ENGLIT 387 Modern and Post-Modern American Literature
Instructor: Professor Jeff Westover (see faculty profile)
Mode: In person

This course meets in person and focuses on the unique style and concerns of modern and contemporary American writers. The instructor hopes you will register and enjoy the course. The overall goal is to learn how to read their work on their own terms and in terms of one another. The course will also emphasize cultural contexts of the period, which may include gender, ethnic diversity, and identity; questions about democracy, selfhood, US history, and language; and developments in other arts. You will read all assignments and write interpretive questions about them, contribute actively to class discussions, write essays in defense of a clear thesis (all of which will include a secondary source), compete reading quizzes, and prepare a class presentation on a relevant topic. You may also complete an exam, possibly at midterm. Advising Note: The course is eligible to be cross listed in gender studies. It can satisfy American Literature requirements at the 300-level for those majoring in Literature. It can fulfill American Literature requirements for teaching majors, too.

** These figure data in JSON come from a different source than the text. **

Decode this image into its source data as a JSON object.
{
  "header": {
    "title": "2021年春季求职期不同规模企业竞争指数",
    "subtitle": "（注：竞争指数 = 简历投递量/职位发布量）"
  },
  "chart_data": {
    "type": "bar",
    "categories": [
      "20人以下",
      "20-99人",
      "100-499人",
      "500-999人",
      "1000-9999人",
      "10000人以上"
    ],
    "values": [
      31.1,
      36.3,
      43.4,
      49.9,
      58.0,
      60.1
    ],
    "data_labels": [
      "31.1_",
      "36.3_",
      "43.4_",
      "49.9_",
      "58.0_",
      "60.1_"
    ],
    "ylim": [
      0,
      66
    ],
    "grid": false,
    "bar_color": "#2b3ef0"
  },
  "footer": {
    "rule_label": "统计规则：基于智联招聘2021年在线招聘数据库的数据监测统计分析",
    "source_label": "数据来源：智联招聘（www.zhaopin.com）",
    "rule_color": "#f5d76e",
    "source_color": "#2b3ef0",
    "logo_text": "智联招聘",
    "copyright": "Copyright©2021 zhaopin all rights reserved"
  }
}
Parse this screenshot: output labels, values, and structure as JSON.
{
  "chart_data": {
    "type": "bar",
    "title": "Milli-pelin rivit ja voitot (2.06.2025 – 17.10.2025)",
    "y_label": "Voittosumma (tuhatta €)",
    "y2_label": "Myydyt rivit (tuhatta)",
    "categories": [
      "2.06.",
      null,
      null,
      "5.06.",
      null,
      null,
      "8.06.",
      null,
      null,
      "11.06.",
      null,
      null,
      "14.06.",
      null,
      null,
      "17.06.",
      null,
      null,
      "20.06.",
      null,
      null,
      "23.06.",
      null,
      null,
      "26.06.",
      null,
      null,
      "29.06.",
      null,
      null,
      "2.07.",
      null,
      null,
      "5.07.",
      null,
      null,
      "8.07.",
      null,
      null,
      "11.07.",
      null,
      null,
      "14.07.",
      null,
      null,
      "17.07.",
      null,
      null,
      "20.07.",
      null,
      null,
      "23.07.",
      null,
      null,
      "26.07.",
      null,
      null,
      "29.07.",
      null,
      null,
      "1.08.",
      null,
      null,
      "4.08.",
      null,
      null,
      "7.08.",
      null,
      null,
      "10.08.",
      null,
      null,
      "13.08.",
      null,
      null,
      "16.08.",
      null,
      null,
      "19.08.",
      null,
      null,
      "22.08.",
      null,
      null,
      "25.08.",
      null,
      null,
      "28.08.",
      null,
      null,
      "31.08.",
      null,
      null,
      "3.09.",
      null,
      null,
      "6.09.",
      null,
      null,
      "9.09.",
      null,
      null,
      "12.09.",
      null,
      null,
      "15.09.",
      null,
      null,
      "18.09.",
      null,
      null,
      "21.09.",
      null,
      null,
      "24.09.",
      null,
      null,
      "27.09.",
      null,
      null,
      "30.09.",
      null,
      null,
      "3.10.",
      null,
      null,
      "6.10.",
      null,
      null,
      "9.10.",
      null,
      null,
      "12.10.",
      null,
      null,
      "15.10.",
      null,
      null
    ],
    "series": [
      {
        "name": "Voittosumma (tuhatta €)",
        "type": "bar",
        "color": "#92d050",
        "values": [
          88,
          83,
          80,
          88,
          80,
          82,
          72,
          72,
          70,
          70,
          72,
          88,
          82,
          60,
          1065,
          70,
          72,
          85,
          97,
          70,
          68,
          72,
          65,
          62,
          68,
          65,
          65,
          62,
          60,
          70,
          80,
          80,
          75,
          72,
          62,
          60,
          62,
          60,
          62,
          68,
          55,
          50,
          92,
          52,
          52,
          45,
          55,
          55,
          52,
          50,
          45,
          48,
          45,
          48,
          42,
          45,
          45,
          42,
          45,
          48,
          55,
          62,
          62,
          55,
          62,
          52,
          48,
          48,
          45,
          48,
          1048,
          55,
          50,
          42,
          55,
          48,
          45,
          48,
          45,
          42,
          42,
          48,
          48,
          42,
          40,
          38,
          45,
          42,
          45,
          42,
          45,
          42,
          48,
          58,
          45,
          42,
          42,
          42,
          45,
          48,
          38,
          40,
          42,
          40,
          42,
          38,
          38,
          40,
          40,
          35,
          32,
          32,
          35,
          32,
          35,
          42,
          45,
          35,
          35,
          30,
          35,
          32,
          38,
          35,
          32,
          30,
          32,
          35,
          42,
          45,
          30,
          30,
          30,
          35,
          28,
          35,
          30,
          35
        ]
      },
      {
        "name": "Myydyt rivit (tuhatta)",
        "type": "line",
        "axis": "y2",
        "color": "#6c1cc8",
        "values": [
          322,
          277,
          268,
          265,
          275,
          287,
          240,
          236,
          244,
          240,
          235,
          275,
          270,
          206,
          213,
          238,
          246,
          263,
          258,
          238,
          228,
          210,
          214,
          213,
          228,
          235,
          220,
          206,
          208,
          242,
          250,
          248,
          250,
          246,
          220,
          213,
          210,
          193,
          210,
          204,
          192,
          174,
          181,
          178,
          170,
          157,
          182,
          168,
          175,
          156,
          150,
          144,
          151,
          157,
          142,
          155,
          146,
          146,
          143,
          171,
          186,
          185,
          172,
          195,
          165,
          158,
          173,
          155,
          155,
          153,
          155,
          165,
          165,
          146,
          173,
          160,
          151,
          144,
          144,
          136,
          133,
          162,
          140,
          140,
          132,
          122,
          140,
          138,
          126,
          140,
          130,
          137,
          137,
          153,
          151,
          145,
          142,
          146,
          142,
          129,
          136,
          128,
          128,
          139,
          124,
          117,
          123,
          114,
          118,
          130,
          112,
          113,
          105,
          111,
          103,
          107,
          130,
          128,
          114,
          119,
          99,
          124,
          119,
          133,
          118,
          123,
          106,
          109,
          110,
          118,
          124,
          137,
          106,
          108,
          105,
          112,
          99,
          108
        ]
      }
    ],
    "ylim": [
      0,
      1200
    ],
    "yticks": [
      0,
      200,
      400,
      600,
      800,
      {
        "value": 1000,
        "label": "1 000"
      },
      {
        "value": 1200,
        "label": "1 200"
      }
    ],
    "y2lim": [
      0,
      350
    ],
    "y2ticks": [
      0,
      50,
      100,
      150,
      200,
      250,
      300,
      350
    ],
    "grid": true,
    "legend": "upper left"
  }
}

ENGLIT 393 Literary Criticism and Theory
Instructor: Professor Jeff Westover (see faculty profile)
Mode: In person

ENGLIT 393 Literary Criticism and Theory is a required course for all literature majors at Boise State. The prerequisite for the course is ENGLIT 275. When you successfully complete ENGLIT 393, you are eligible to enroll in such upper division courses such as ENGLIT 424 Advanced Topics in Literature and ENGLIT 498 Senior Capstone in Literary Studies (Finishing Foundations). ENGLIT 393 covers a variety of approaches to literature, inviting participants to learn about the critical concepts associated with the approaches. It requires you to think about the concepts by interpreting literary and cinematic texts in a series of formative and summative writing assignments. During the term, you will read about critical approaches in a brief textbook, one that provides essay prompts. To help you understand important concepts, you will engage in a variety of activities, both in class and as homework. For example, you will maintain self-reflective reading journals to be used as notes for discussion and for formal writing assignments. In addition, you will participate in small-group presentations about critical approaches to literature. Your most intensive and sustained learning will occur when you write, revise, and edit several essays.

ENGLIT 397 Special Topics “BookLab: Book History, Technology, and Literary Studies”
Instructor: Professor Tom Hillard (see faculty profile)
Mode: In person

This course focuses on one of the most enduring technologies in human history: the book. Thus, “BookLab” is a course in book history, tracing evolution of the book as a technology and art form from ancient to contemporary times. In doing this, we’ll consider ways that the book (and printing more broadly conceived) has shaped and been shaped by history, with a particular focus on the materiality and transmission of texts within literary history. “BookLab” is also a “lab,” and accordingly we will regularly get our hands dirty – figuratively and literally! – as we work with book-form materials (ancient to modern, physical to digital) in order to understand the various affordances of those forms and their roles in history and literary studies. In other words, we’ll look at how books are (and have been) made, and how their material and digital forms determine how they communicate and how we interact with them. We’ll explore bookbinding, paper, and different printing technologies; work with centuries-old physical book-objects; and learn about digital technologies that provide access to book and print materials from around the globe. Within literary studies, students will work through some of the problems of textual scholarship and what goes into making an edition of a text – and come to understand how and why knowledge about textual editing and editions matters to readers. In addition to our regular classroom, this class will likely meet periodically in the Boise State Albertsons Library Special Collections and Archives. Advising Note: For English Literature majors, this course can count as a “Literature and Cultural Studies” elective.